Page 1 of 1

forum post validation regex

Posted: Tue Jul 11, 2006 2:56 am
by sa_Joshua
Hi,

I'm trying to filter out spam on my forum. I added two tables to my db. One is spamwords and another called spamAlphabet.

The spamAlphabet contains records like:

a aàáâåãäæ\@
b b6
c cç6
d db
e eéèêë3
f f4
g qgp9
h h4
i iìíîï¡1\|l\!
j ji1

which I use to construct a regex expression using a stored procedure in Sql.

Using the above substitution, the word "tour" becomes

/[t7\+][\\W]*[o0óòôøõö(\(\))\*\.][\\W]*[\\W]*[r]/gi


Essentially, I would like to find any form or shape of the word "tour", even if there is punctuation or white space between the letters.

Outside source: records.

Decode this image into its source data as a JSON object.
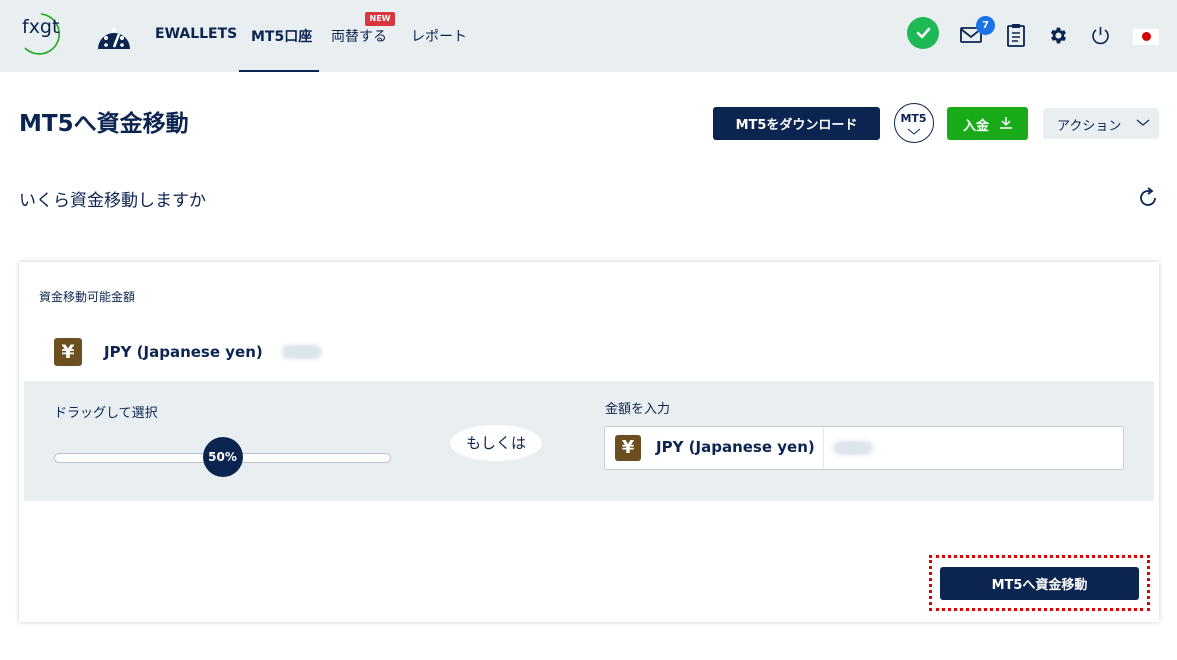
{
  "brand": {
    "logo_text": "fxgt"
  },
  "nav": {
    "items": [
      {
        "label": "EWALLETS"
      },
      {
        "label": "MT5口座",
        "active": true
      },
      {
        "label": "両替する",
        "badge": "NEW"
      },
      {
        "label": "レポート"
      }
    ]
  },
  "header_icons": {
    "verified": "check-icon",
    "mail_count": "7",
    "icons": [
      "check-icon",
      "mail-icon",
      "clipboard-icon",
      "gear-icon",
      "power-icon",
      "japan-flag-icon"
    ]
  },
  "page": {
    "title": "MT5へ資金移動",
    "subtitle": "いくら資金移動しますか"
  },
  "actions": {
    "download_label": "MT5をダウンロード",
    "platform_label": "MT5",
    "deposit_label": "入金",
    "action_label": "アクション"
  },
  "transfer": {
    "available_label": "資金移動可能金額",
    "currency_symbol": "¥",
    "currency_name": "JPY (Japanese yen)",
    "drag_label": "ドラッグして選択",
    "slider_value": "50%",
    "slider_fraction": 0.5,
    "or_label": "もしくは",
    "amount_label": "金額を入力",
    "submit_label": "MT5へ資金移動"
  },
  "colors": {
    "navy": "#0b2450",
    "green": "#1aab1a",
    "yen_badge": "#6b4f1e",
    "highlight": "#e00000"
  }
}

Is the specific resulting regex that I'm using in the correct syntax to trap these sort of occurances? If not, please write how I should change it.

Thanks in Advance
Joshua

Posted: Wed Jul 12, 2006 12:04 am
by Benjamin
You could remove all invalid characters from the string and then validate against it. For example this function would remove all characters that are not letters or numbers. Not sure if this would work in your application.

Untested...

Code: Select all

function LettersAndNumbersOnly($String) {
  $WhiteList = array('0','1','2','3','4','5','6','7','8','9',
                     'a', 'b', 'c', 'd', 'e', 'f', 'g', 'h', 'i', 'j', 'k', 'l', 'm', 'n', 'o', 'p', 'q', 'r', 's', 't', 'u', 'v', 'w', 'x', 'y', 'z',
                     'A', 'B', 'C', 'D', 'E', 'F', 'G', 'H', 'I', 'J', 'K', 'L', 'M', 'N', 'O', 'P', 'Q', 'R', 'S', 'T', 'U', 'V', 'W', 'X', 'Y', 'Z');
  $NewString = null;
  $LengthOfString = strlen($String);
  for($CharacterToCheck = 0; $CharacterToCheck < $LengthOfString; $CharacterToCheck++) {
    if(in_array($String[$CharacterToCheck],$WhiteList)){
      $NewString .= $String[$CharacterToCheck];
    }
  }
  return $NewString;
}

// regex against the word or phrase here..

reply

Posted: Wed Jul 12, 2006 12:19 am
by sa_Joshua
Thanks~!

I don't know php that well, but will adapt to javascript. Nice going!